Ukrainian legislation does not impose liability for receiving Russian humanitarian aid in the occupied territories. On the contrary, the new draft laws are intended to add humanitarian aid to the list of activities not considered collaboration, as long as it does not involve aiding and abetting the Russian occupants.

Pro-Russian Telegram channels and Twitter accounts are spreading disinformation that Ukrainians will be punished for accepting Russian humanitarian aid in the occupied territories. This crime is allegedly punishable by up to 15 years imprisonment. At the same time, the propagandists mention “the law on collaborationism, which entered into force on August 16”. 

Russian news agencies are citing the Ukrainian English language online newspaper Kyiv Independent, which wrote the following in its now-deleted Twitter post: “Receiving, distributing Russian humanitarian aid in occupied territories to be considered collaborationism. The law on collaborationism came into force on Aug. 16. According to it, acts of collaborationism will be punished by up to 15 years in jail”

Update: On August 23 the Kyiv Independent corrected its August 16 tweet, saying they had quoted an Interior Ministry who may have misspoke during the briefing.“The original tweet contained a mistake: The law that introduced criminal punishment for acts of collaborationism came into force in March, not August” The Kyiv Independent tweeted.

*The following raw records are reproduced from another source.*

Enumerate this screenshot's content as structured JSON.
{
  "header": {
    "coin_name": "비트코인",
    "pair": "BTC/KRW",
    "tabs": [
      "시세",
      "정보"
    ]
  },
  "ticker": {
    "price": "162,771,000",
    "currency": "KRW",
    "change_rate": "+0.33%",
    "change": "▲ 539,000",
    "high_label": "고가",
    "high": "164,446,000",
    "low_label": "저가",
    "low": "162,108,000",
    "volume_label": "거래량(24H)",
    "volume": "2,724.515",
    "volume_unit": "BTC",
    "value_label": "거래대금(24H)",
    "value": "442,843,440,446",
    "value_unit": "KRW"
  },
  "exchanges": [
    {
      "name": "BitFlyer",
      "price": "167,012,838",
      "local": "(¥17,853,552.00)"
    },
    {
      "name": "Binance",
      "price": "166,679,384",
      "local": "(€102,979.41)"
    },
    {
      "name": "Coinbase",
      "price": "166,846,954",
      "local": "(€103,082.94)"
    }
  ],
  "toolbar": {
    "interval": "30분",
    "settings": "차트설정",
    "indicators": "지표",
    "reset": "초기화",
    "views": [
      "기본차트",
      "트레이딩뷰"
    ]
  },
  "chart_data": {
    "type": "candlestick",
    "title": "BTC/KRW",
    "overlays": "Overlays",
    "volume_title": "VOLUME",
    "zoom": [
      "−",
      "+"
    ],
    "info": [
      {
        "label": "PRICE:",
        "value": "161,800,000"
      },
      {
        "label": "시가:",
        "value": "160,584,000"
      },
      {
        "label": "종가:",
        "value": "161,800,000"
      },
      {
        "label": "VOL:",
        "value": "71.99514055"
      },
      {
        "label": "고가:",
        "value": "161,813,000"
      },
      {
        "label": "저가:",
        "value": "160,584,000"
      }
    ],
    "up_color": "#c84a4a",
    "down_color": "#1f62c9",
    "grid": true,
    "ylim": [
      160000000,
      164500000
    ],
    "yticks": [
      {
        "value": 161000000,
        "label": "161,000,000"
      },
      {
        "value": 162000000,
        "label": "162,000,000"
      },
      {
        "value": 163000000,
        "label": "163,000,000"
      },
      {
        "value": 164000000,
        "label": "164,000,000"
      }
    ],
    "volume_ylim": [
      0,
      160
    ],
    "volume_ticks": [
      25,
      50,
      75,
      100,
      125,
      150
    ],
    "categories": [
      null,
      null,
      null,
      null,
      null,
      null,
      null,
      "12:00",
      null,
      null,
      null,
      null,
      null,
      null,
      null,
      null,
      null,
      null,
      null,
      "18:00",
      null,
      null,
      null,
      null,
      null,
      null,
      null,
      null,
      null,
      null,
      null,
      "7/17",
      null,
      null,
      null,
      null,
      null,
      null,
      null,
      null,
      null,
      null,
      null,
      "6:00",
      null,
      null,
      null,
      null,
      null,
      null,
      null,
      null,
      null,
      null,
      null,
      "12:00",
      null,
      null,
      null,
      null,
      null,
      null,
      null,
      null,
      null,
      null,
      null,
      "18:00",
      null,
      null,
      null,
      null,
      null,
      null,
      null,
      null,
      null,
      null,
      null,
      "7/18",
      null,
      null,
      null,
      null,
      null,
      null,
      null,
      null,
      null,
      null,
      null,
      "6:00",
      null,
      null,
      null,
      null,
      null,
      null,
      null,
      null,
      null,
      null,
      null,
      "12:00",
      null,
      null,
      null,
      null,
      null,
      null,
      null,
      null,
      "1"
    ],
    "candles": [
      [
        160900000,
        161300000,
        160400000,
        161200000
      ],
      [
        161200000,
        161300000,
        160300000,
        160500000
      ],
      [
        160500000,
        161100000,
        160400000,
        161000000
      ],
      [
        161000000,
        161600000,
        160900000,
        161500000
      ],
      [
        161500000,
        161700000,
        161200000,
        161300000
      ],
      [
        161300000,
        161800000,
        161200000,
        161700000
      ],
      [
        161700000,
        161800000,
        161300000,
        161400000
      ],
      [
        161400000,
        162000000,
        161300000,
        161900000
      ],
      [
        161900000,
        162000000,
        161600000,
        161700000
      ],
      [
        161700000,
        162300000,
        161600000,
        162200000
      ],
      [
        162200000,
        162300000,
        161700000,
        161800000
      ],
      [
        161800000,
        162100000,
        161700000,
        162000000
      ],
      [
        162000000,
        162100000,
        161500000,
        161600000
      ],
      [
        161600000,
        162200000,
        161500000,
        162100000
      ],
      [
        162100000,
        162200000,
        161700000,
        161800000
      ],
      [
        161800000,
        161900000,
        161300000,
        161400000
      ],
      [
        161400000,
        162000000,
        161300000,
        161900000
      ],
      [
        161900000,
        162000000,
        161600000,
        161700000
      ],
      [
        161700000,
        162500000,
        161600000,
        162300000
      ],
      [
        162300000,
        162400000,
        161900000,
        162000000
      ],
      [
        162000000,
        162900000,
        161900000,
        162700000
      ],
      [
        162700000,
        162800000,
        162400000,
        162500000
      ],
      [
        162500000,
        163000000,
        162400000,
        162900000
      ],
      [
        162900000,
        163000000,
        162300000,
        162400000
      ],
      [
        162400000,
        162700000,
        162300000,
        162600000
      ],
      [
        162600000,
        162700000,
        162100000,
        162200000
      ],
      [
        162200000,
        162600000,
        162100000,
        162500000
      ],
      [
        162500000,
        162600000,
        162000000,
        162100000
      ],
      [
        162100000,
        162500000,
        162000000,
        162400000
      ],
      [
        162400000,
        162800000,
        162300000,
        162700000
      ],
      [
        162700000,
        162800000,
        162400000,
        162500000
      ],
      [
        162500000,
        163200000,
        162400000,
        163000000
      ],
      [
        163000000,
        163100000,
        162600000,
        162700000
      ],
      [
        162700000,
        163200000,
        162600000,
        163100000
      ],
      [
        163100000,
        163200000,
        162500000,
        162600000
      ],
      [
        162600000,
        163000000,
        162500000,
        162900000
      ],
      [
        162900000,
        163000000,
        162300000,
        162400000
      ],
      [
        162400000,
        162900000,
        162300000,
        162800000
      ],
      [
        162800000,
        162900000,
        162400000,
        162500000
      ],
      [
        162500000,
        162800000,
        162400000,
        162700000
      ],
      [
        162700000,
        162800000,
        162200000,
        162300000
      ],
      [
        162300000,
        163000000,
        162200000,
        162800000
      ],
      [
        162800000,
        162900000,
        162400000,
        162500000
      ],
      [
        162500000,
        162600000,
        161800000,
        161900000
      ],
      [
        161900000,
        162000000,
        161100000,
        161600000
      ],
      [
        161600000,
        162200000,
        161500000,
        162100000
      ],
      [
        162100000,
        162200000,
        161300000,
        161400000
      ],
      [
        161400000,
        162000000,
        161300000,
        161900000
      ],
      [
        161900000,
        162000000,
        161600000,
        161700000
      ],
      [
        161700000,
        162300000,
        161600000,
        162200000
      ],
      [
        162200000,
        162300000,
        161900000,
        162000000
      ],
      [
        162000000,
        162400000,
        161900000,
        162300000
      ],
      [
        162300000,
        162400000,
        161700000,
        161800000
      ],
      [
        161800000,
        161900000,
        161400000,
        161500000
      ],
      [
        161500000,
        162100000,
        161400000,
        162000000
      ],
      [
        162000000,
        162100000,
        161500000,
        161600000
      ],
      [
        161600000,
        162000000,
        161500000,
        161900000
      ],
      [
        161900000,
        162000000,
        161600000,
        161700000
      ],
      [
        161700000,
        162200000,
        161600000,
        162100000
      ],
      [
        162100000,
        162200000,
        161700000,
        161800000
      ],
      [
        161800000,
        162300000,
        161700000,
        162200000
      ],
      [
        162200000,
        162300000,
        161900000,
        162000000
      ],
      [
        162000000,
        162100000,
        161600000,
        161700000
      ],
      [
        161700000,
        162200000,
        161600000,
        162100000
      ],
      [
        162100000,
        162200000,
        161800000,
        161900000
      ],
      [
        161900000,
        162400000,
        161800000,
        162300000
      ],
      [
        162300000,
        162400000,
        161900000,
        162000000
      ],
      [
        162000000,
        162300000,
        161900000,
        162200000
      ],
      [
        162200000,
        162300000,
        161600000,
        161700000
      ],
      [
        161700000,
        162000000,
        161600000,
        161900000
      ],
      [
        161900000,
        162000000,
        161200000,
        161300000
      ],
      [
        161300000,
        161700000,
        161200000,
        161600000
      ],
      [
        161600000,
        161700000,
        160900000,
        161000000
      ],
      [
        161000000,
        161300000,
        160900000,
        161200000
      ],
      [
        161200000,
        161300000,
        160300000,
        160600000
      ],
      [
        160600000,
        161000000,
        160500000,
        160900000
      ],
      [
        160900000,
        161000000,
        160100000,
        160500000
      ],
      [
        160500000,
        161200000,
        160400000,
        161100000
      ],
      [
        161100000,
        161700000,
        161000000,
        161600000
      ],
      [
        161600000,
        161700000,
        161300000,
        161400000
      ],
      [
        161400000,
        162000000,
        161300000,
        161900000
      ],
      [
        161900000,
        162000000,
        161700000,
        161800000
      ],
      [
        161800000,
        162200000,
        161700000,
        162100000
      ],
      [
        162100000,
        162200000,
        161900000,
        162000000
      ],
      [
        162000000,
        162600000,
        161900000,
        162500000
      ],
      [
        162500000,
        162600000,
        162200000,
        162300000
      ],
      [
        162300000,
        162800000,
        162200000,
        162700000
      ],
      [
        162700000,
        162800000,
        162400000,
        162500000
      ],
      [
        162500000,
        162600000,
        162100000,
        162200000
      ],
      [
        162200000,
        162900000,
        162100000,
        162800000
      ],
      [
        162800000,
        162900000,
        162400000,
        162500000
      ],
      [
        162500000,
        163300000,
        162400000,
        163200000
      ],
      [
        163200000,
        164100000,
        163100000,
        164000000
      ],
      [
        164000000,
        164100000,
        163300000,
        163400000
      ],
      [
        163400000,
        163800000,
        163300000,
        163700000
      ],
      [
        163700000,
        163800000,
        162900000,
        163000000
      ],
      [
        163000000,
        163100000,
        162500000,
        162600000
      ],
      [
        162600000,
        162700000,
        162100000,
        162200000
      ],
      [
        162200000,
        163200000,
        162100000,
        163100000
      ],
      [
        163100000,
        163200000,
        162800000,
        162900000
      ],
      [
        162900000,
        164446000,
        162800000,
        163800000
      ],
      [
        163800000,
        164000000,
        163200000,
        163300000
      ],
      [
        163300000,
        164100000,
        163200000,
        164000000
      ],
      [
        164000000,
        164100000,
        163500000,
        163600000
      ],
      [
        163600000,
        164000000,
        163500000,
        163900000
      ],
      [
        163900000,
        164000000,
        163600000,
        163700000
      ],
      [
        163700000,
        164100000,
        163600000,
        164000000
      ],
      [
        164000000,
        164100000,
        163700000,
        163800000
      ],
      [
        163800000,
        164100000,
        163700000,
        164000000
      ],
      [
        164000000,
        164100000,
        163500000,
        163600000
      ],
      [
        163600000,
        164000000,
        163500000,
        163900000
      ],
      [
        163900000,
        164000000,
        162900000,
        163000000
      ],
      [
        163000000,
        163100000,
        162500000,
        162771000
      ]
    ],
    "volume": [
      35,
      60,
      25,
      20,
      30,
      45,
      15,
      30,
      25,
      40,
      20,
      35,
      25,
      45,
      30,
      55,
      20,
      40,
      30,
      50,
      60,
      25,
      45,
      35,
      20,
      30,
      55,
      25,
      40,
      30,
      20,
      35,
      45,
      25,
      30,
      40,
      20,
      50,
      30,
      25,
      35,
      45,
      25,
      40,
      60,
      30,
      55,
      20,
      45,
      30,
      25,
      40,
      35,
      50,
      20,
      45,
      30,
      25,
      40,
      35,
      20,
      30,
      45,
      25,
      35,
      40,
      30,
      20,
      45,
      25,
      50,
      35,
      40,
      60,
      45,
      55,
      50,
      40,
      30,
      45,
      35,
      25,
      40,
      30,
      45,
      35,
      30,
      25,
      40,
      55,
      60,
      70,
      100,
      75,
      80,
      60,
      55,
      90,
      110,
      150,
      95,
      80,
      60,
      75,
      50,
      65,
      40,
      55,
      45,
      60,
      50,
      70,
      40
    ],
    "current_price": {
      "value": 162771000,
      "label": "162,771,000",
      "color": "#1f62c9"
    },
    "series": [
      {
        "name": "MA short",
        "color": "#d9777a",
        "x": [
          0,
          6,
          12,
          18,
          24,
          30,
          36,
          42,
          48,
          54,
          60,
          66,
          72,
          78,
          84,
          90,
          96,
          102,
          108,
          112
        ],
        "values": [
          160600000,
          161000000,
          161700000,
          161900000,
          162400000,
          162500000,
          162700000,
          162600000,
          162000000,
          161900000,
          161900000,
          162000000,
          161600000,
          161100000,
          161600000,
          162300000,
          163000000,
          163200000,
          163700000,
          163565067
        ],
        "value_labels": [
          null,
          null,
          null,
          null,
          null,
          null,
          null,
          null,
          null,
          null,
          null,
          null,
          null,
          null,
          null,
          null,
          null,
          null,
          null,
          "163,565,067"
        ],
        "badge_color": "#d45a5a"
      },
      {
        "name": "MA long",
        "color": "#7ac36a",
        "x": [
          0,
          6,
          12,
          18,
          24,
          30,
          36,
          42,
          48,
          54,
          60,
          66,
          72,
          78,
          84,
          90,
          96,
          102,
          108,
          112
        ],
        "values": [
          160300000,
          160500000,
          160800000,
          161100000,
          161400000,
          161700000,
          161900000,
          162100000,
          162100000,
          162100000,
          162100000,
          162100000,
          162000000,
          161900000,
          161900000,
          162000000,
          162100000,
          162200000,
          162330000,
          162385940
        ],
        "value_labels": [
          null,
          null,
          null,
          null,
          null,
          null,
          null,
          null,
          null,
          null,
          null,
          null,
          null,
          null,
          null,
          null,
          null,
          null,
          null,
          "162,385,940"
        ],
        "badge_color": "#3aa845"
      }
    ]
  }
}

Kyiv Independent quoted the Interior Ministry’s spokesperson Alyona Matveeva at a briefing on August 16. Speaking about fighting collaborators in liberated territories, she said: “The punishment for cooperating with the occupiers is determined in each case individually. Calls to support the Russian military, providing information, receiving and distributing humanitarian aid – this is one type of punishment. It may take the form of a ban on holding certain positions for a certain period of time. If there are more serious acts, the responsibility may reach imprisonment for life”. At the same time, Matveeva added that in the case when a person simply worked as a hairdresser and did not support the occupants, there would be no claims against him. 

However, there is no single “law on collaborationism” in Ukraine. On March 15, after Russia’s full-scale invasion of Ukraine, amendments to a number of legal acts entered into force to establish responsibility for cooperation with the Russian occupants. They do not prohibit receiving humanitarian aid from occupation authorities or any responsibility for such actions. A single punishment for collaborators is also not envisaged. Depending on the circumstances, it may vary from a ban on holding certain positions to life imprisonment. 

In August, the Ukrainian Ministry for the Reintegration of Temporarily Occupied Territories developed two draft laws for the Government, aimed at clarifying the criminal liability for collaborationism. Both draft laws – 7646 and 7647 – are currently undergoing expert review. But neither of them entered into force on August 16, as reported by the Kyiv Independent. In particular, they specify that only voluntary cooperation with the aggressor is subject to punishment and list activities that are allowed in the temporarily occupied territories that do not violate the law. For example, the government proposes to consider such activities as charity and humanitarian aid allowed in the temporarily occupied territories, if they do not provide assistance to the aggressor state.

Attorney Roman Holovenko of the Mass Information Institute says that it is unlikely that someone twould be sentenced for receiving Russian humanitarian aid. “But if a person received some goods or participated in their distribution and commented on it on camera, then theoretically this can be interpreted as ‘implementation of informational activities in cooperation with the aggressor state and/or its occupation administration’ (part 6 of Article 111-1 of the Ukraine Criminal Code). Such actions may be punishable by imprisonment for a term of ten to twelve years” Holovenko pointed out.  

Holovenko also noted that the explanation of the proposed law could have been clearer: “It seems to me that the Interior Ministry’s spokesperson saying ‘if a person has taken humanitarian aid and distributed it’ meant conscious participation in the distribution of humanitarian aid. But the statement really should have been clearer”.